Pipeline speedup approaches k (number of stages) for large n. Actual speedup is degraded by stalls.
RAW hazard without forwarding: 2 stall cycles in a 5-stage pipeline. With forwarding: 0 stalls except load-use (1 stall).
Cache address: offset = log2(block size), index = log2(number of sets), tag = rest.
Write-through: always writes to memory. Write-back: writes on eviction. Remember dirty bit.
EMAT = hit time + miss rate * miss penalty.
TLB miss in single-level paging costs 1 extra memory access; in two-level paging, 2 extra.
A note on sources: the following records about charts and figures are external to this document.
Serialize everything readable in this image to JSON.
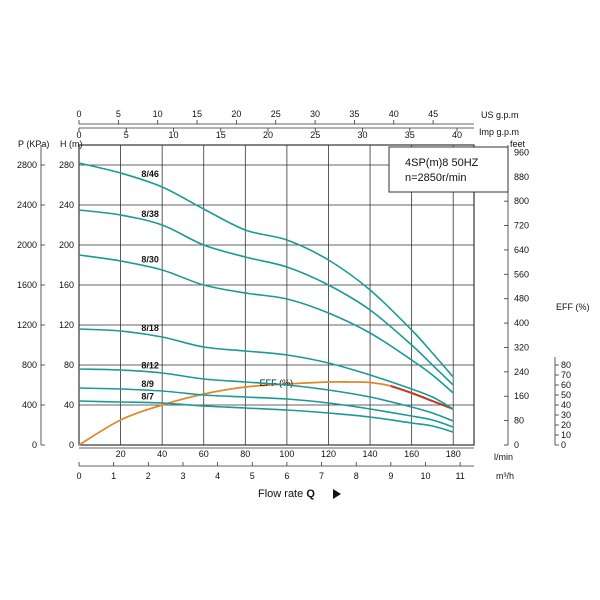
{
  "chart_data": {
    "type": "line",
    "info_box": {
      "model": "4SP(m)8  50HZ",
      "speed": "n=2850r/min"
    },
    "xlabel": "Flow rate",
    "xlabel_symbol": "Q",
    "x_unit": "l/min",
    "xlim": [
      0,
      190
    ],
    "x_ticks": [
      "20",
      "40",
      "60",
      "80",
      "100",
      "120",
      "140",
      "160",
      "180"
    ],
    "ylim": [
      0,
      300
    ],
    "y_left_unit": "H (m)",
    "y_left_ticks": [
      "0",
      "40",
      "80",
      "120",
      "160",
      "200",
      "240",
      "280"
    ],
    "p_unit": "P (KPa)",
    "p_ticks": [
      "0",
      "400",
      "800",
      "1200",
      "1600",
      "2000",
      "2400",
      "2800"
    ],
    "feet_unit": "feet",
    "feet_ticks": [
      "0",
      "80",
      "160",
      "240",
      "320",
      "400",
      "480",
      "560",
      "640",
      "720",
      "800",
      "880",
      "960"
    ],
    "eff_unit": "EFF (%)",
    "eff_ticks": [
      "0",
      "10",
      "20",
      "30",
      "40",
      "50",
      "60",
      "70",
      "80"
    ],
    "us_unit": "US g.p.m",
    "us_ticks": [
      "0",
      "5",
      "10",
      "15",
      "20",
      "25",
      "30",
      "35",
      "40",
      "45"
    ],
    "imp_unit": "Imp g.p.m",
    "imp_ticks": [
      "0",
      "5",
      "10",
      "15",
      "20",
      "25",
      "30",
      "35",
      "40"
    ],
    "m3_unit": "m³/h",
    "m3_ticks": [
      "0",
      "1",
      "2",
      "3",
      "4",
      "5",
      "6",
      "7",
      "8",
      "9",
      "10",
      "11"
    ],
    "series": [
      {
        "name": "8/46",
        "x": [
          0,
          20,
          40,
          60,
          80,
          100,
          120,
          140,
          160,
          170,
          180
        ],
        "y": [
          282,
          272,
          258,
          236,
          215,
          205,
          185,
          155,
          115,
          92,
          68
        ]
      },
      {
        "name": "8/38",
        "x": [
          0,
          20,
          40,
          60,
          80,
          100,
          120,
          140,
          160,
          170,
          180
        ],
        "y": [
          235,
          230,
          220,
          200,
          188,
          178,
          160,
          135,
          100,
          80,
          60
        ]
      },
      {
        "name": "8/30",
        "x": [
          0,
          20,
          40,
          60,
          80,
          100,
          120,
          140,
          160,
          170,
          180
        ],
        "y": [
          190,
          184,
          175,
          160,
          152,
          146,
          132,
          112,
          85,
          70,
          52
        ]
      },
      {
        "name": "8/18",
        "x": [
          0,
          20,
          40,
          60,
          80,
          100,
          120,
          140,
          160,
          170,
          180
        ],
        "y": [
          116,
          114,
          108,
          98,
          94,
          90,
          82,
          70,
          56,
          48,
          36
        ]
      },
      {
        "name": "8/12",
        "x": [
          0,
          20,
          40,
          60,
          80,
          100,
          120,
          140,
          160,
          170,
          180
        ],
        "y": [
          76,
          75,
          72,
          66,
          63,
          60,
          55,
          48,
          38,
          32,
          24
        ]
      },
      {
        "name": "8/9",
        "x": [
          0,
          20,
          40,
          60,
          80,
          100,
          120,
          140,
          160,
          170,
          180
        ],
        "y": [
          57,
          56,
          54,
          50,
          48,
          46,
          42,
          36,
          29,
          25,
          18
        ]
      },
      {
        "name": "8/7",
        "x": [
          0,
          20,
          40,
          60,
          80,
          100,
          120,
          140,
          160,
          170,
          180
        ],
        "y": [
          44,
          43,
          42,
          39,
          37,
          35,
          32,
          28,
          22,
          19,
          13
        ]
      }
    ],
    "efficiency": {
      "name": "EFF (%)",
      "x": [
        0,
        20,
        40,
        60,
        80,
        100,
        120,
        130,
        140,
        150,
        160,
        170,
        180
      ],
      "y": [
        0,
        25,
        40,
        51,
        58,
        61,
        63,
        63,
        62.5,
        59,
        52,
        44,
        36
      ],
      "peak_from": 150
    },
    "colors": {
      "curve": "#1a9a95",
      "efficiency": "#e0882a",
      "efficiency_peak": "#c0392b",
      "grid": "#333333"
    }
  }
}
DMA: bulk transfers without per-byte CPU involvement.
Microprogrammed control: flexible, slower. Hardwired: fast, inflexible.

How to study this unit

Practice conversions and 2s complement arithmetic by hand until you can do an 8-bit subtraction in under 30 seconds. Overflow detection is a frequent 1-mark question.
Draw pipeline execution diagrams for 4-5 instruction sequences, deliberately introducing RAW and control hazards. Count cycles with and without forwarding.
For each cache problem, first extract offset/index/tag bits from the address size and cache parameters, then work the mapping. Never guess which bits are which.
Memorise the EMAT formula with and without TLB. Practice 3-4 variations where the hit rate or penalty changes.
Know the DMA vs interrupt-driven I/O trade-offs well enough to answer a comparison question in two sentences.
Revise IEEE 754 special cases (NaN, infinity, denormal) separately. They appear as trap questions.